Abandoning its heritage
At my ordination, I was called to ‘the office of priest in the Church of God’. Yes, as a priest within that part of it called the Church of England which still has the good sense to recognize, at least in its Declaration of Assent, that it is ‘part of the One, Holy, Catholic and Apostolic Church’, and not a Church in isolation. Yet a consideration of the times is sobering. To the man on the street and in the pew, the Church of England might seem more concerned with her own internal wrangling than with the Gospel. Bit by bit the Church is being pushed – deliberately, I believe – further away from her claims to catholicity in doctrine and in practice, and don’t our Roman Catholic and Orthodox brethren know it well?
I am who I am because I try to be faithful to my calling and to my ordination vows made to God in Christ and to his Gospel. This is what makes me a traditionalist. It is not complicated. I don’t seek to pursue my own agenda in matters of faith and morals and I try to live with one eye on the domestic – on my particular ministry in the parish – and one eye on the universal – on what is going on in the Church of God as a whole, within and without the Anglican Communion. And I ask myself: what am I doing to further the cause for unity and truth in both of these? If the Church of England continues to ignore the moral and spiritual decay in society and in the Church, as it abandons its Catholic heritage in exchange for theological innovation, it will be mired in its isolation in ever-decreasing numbers. And it will die.
This, I believe, is why those of us who seek to maintain the faith need to keep an eye on global Anglicanism, particularly in North America. As I write, parishes and dioceses across the United States are embroiled in bitter legal disputes over property: the messy fall-out of the decline of the once-great Episcopal Church into an ever more progressive and heterodox mindset. Litigation is the new orthodoxy of Mrs Jefferts Schori and her like-minded bishops as they set about undoing the faith. Those – who have kept their ordination vows are now finding them sorely tested by those who have already abandoned theirs (and by those who never had them to keep!). The situation in the Diocese of San Joaquin – with the recent deposition of its orthodox bishop – is a microcosm of a state of affairs which has the potential to become the norm in the Church of England within a short space of time.
The failure of liberal Episcopalians to be liberal enough to accept those who seek to do as they have always done is a scandal. Yet the pursuit of splendid isolationism, seen in the Episcopal Church since the 1960s, has become infectiously appetising for many in the Church of England since 1992. How much longer can we expect our bishops and priests to abstain from the temptation to indulge?

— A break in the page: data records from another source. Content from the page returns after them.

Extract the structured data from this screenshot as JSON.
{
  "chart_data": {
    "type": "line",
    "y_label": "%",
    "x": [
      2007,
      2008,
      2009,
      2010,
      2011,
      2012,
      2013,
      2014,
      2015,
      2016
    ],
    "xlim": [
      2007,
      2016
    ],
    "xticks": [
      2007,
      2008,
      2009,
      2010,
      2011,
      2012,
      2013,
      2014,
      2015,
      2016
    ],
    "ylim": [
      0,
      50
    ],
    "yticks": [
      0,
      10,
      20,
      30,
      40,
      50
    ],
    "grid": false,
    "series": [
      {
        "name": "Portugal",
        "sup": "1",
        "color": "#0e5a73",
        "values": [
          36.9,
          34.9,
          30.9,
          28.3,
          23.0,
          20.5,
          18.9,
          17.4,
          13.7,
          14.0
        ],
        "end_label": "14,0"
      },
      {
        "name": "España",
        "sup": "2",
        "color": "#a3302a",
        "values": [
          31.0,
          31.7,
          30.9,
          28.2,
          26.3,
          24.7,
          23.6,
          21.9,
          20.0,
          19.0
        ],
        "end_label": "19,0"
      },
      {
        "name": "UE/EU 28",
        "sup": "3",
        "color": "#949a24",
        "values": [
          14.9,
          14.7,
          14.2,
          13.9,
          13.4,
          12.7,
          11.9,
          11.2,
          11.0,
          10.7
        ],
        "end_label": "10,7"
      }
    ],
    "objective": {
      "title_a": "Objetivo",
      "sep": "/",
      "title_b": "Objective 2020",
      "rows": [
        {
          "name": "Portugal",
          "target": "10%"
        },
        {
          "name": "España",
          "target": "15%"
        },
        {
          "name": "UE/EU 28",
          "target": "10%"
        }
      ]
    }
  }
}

The fellowship I find within the Catholic Societies reminds me of the unity to which I am called as a priest. My participation in them keeps me from the temptation to live my priesthood cut off from the rest of what the Church around the world and in other communions is doing.
The real sadness is that this sort of fraternity, which ought to be normative for Anglicans, is enjoyed by few and regarded with suspicion by many. We who enjoy the richness of Catholic faith and worship found within our Catholic Societies have a real task to promote the uniqueness of a way of life and practice which is genuinely Anglican.
The road ahead is uncertain and our freedom as traditionalists will continue to be threatened, as events in The Episcopal Church demonstrate. Yet despite all this, I love being a priest and doing what God has called me to do and, for all its errors, I love the Church – local and universal – and I hope to be here still in forty years’ time, with the oil of chrism as fresh as ever.